もうひとつ蚤助のお気に入りが、ソニー・スティットの痛快な演奏である(こちら)。72年、バリー・ハリス(p)、サム・ジョーンズ(b)、アラン・ドウソン(ds)というリズム・セクションの好サポートを得て、スティットがアルト・サックスをバリバリと吹き切る。


(Sonny Stitt/Tune Up!)
ヴォーカルの方は、歌い手によって歌詞が違っているのが面白い。日本では、森進一がオリジナルにないセリフを付け足したとして作詞した川内康範からクレームがついてトラブルとなった例の「おふくろさん」事件のように、作詞者の意向を無視して歌詞を勝手に改変するなどもってのほか、御法度というところである。

オリジナルのバニー・ベリガンのものがおそらくアイラ・ガーシュウィンが書いた歌詞なのだろう。少し時代がかっていて古めかしいのだが、ベリガンはこう歌っている。

I've flown around the world in a plane
I've settled revolutions in Spain
The North Pole I have charted
Still I can't started with you…

僕は飛行機で世界中を飛び回り スペインでは革命を鎮圧
北極点も特定したのに 君とは何も始まらない
ゴルフをやればアンダー・パー MGMからは出演依頼
屋敷もあるし劇場も持っている なのに君のそばには居場所がない…
その上、世界恐慌はうまく切り抜け、グレタ・ガルボからお茶に招待されたり、ルーズヴェルト大統領から意見を求められ、英国王室に招待されたり…と自慢する。憎めない、ほら吹き男である(笑)。でも「君の前に来ると話しかけることさえできなくなる」。アイラ・ガーシュウィンという作詞家は実にお茶目である。

フランク・シナトラの場合は、さらに、IBMがブレーンに欲しがるだとか、天下のデザイナーも俺のスタイルを真似するだとか、言いたい放題だ(笑)。だけども「君は僕に目もくれない」と嘆くのである(こちら)。ヴァースからじっくり歌うが、このゴードン・ジェンキンスのアレンジと伴奏はこよなく美しい。


(Frank Sinatra/No One Cares)
この曲、邦題が『言いだしかねて』というロマンティックで語呂もいいタイトルとして知られるが、どっこい、主人公の「僕」がこれだけホラを吹いていて、この邦題はないだろうと思う(笑)。あの手この手、口八丁手八丁で告白するのだが、まったく相手にされず、結局フラれてしまうという歌なのだ。君への想いを「言いだしかねて」いる純情な男の物語ではなく、「俺ってこんなにもすごいんだぜ」と自慢をしながらも彼女から無視されるという、哀れな男の歌なのだ。つまり、「君への想いを言いだせない」のではなく「君にはお手上げだ」という意味なのである。

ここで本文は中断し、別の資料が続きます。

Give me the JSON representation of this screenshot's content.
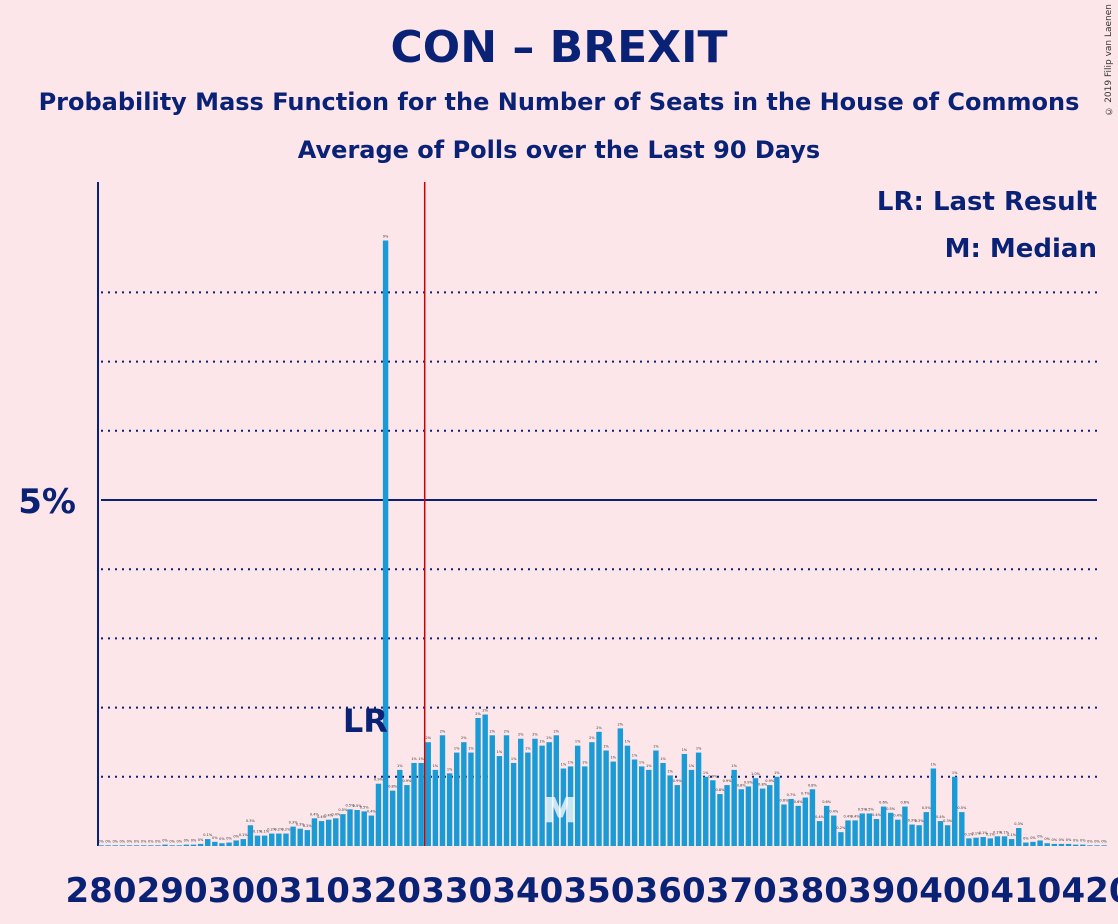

いろいろな歌手が、歌詞を変えて歌っているので、聴き比べるのも楽しいが、女性歌手の場合は「性転換」して歌うのが普通(笑)。女優・モデルとしても有名なシビル・シェパードが、スタン・ゲッツと共演したアルバム(76年)の中では、「二度もミス・アメリカになっているほどの私なのに、さっぱり振り向いてくれないの」と嘆いているのが可笑しい(こちら)。


(Cybill Shepherd/Mad About The Boy)

大時代的な内容だけれど、なかなか面白い歌だ。